The figures were in fact well beyond a classic May Day, even if it was not the "tidal wave" hoped for by the unions.

Sophie Binet, new secretary general of the CGT, also underlined that in addition to the rejection of the pension reform, the demonstrators were marching to obtain wage increases and responses to the environmental crisis. "No return to normal" without withdrawal of the reform. This is what the new boss of the CGT, Sophie Binet, has promised. She believes that this new day of demonstrations can serve to show the government that opponents of the reform "will not move on until [the text] is withdrawn".

The strength of this mobilization will influence the continuation of the opposition movement to the two-year extension of the retirement age, its form and its timetable. Laurent Berger indicated that the next day, Tuesday May 2, the inter-union will meet to take stock.

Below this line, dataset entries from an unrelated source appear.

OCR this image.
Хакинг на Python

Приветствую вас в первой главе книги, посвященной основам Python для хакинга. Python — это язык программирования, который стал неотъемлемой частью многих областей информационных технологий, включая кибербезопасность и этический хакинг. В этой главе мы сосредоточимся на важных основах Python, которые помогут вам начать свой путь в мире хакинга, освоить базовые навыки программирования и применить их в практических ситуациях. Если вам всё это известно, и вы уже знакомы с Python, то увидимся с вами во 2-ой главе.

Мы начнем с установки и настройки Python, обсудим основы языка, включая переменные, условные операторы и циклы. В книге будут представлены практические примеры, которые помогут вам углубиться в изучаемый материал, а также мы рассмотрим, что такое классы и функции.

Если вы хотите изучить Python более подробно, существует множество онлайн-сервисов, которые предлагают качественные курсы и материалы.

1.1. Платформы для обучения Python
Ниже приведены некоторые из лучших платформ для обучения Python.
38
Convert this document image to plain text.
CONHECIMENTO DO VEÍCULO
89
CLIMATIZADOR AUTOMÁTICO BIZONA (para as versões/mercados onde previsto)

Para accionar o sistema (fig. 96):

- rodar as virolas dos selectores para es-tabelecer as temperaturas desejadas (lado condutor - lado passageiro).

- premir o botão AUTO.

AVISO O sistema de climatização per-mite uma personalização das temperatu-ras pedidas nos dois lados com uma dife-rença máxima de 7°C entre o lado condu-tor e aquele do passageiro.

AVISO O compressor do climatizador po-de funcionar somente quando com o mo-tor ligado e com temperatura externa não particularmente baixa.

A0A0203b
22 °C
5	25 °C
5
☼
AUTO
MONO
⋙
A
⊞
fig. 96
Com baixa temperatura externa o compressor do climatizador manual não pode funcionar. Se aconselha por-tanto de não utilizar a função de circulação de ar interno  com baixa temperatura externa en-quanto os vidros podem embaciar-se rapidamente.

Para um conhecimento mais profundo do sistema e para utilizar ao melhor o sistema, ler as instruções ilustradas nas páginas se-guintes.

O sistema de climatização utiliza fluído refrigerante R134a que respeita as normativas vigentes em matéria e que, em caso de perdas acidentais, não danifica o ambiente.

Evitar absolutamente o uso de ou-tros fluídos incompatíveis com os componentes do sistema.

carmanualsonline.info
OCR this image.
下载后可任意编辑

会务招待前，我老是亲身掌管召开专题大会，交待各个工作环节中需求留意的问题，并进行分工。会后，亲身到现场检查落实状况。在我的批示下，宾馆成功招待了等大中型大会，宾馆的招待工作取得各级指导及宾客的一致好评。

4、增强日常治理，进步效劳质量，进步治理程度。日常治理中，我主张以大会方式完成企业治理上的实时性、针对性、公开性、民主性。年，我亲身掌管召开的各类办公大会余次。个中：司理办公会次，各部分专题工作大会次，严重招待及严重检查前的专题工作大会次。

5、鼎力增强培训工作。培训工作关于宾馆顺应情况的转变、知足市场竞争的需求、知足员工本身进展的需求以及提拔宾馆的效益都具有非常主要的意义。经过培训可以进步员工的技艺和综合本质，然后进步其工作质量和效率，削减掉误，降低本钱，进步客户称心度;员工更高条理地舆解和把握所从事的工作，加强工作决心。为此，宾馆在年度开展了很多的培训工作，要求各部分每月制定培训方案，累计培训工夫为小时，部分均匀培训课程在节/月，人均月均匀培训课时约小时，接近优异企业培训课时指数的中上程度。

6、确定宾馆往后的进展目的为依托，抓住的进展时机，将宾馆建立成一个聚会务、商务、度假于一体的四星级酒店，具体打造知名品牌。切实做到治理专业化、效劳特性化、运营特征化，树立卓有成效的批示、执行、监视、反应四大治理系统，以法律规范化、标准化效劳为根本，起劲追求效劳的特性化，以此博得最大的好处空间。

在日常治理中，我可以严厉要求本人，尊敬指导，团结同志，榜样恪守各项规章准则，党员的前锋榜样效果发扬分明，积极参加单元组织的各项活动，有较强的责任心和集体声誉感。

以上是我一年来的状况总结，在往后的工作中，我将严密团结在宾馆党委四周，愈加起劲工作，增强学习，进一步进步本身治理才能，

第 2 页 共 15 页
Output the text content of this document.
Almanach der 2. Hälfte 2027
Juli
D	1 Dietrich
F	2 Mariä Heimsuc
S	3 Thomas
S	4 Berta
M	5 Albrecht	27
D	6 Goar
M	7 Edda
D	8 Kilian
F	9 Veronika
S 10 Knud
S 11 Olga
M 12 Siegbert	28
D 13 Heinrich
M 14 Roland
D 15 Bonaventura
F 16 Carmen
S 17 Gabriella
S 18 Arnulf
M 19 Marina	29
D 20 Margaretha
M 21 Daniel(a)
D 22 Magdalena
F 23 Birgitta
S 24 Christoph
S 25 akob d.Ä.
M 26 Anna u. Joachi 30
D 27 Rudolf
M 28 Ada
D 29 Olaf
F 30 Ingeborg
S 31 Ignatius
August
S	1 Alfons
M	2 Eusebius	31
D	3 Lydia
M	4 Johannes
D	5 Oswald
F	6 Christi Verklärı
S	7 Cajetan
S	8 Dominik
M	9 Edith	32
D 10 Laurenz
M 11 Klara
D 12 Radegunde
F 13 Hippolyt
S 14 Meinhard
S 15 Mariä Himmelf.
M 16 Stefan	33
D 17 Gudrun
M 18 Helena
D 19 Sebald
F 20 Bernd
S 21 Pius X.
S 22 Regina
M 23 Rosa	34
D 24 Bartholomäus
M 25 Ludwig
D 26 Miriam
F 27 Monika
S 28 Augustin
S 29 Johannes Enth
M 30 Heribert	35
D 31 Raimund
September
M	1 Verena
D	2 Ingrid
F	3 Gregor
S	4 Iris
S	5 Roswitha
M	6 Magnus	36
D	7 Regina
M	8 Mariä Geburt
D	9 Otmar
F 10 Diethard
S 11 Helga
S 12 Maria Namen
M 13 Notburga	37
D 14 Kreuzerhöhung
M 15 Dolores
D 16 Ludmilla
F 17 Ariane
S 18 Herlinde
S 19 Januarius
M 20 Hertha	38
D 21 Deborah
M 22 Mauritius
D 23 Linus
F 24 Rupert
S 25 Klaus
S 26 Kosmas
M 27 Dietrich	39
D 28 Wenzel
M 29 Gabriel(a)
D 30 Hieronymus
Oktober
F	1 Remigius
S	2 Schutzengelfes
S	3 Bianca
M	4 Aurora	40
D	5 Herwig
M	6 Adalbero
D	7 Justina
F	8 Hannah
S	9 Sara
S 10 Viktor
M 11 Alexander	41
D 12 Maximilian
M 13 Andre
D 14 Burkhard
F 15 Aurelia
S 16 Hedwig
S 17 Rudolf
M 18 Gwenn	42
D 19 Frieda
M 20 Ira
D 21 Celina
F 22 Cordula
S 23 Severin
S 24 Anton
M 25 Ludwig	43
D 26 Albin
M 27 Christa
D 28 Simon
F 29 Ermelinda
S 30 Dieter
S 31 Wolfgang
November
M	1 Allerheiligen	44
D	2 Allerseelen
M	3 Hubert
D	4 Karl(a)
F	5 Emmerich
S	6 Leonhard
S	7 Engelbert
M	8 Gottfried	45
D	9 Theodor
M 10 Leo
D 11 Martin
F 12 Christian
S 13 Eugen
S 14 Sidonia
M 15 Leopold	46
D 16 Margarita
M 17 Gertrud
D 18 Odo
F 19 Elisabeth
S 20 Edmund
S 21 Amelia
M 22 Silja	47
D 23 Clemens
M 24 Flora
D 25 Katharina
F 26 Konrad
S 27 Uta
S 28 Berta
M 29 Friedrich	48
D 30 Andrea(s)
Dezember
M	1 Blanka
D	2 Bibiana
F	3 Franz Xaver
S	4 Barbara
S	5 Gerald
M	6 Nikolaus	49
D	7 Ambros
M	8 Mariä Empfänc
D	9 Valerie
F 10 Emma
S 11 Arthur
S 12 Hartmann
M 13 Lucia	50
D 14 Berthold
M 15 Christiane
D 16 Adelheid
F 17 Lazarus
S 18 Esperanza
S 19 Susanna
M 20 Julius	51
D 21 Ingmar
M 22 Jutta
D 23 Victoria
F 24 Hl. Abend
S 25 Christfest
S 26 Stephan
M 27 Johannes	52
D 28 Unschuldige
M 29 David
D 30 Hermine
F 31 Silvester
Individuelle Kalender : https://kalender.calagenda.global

She will also have to determine the conditions for a possible new meeting with Prime Minister Elisabeth Borne, to whom a united trade union front has so far presented. Laurent Berger said he was ready to discuss whether the Prime Minister invites the unions, adding that the trade unions had an interest in continuing to work as an inter-union

It is indeed the first unit parade since 2009. The last unit parade with the eight main unions dates back to 2009, in the face of the financial crisis (the CGT had counted nearly 1.2 million demonstrators, the police 456,000). In 2002 (1.3 million people, according to the Ministry of the Interior), the unions had also united to "block" Jean-Marie Le Pen between the two rounds of the presidential election.

The RN gathers in Le Havre. Marine Le Pen's National Rally is expecting around 1,400 of its activists on Monday in Le Havre (Seine-Maritime), a way to relaunch its traditional May Day celebration formerly dedicated to Joan of Arc, now renamed "Fête de la nation" and oriented towards "social peace".

The week could be decisive on a subject that has dominated all debates for several months. The Constitutional Council must give its response on Wednesday to the second bill tabled by the Nupes to organize a referendum of shared initiative (RIP) on pensions. The first request had been rejected.

"There are two appointments coming up," recalls Laurent Berger. The decision of the Constitutional Council on May 3 and the bill filed on June 8 by the Liot group. He does not believe in a government retreat today. That would be "naive".

But "if the Constitutional Council grants the holding of a referendum of shared initiative, then the government will have to put its reform on hold".

In the meantime, the challenge for the intersyndicale will be to remain united as differences begin to emerge in the face of invitations from the executive to resume dialogue on other work-related subjects.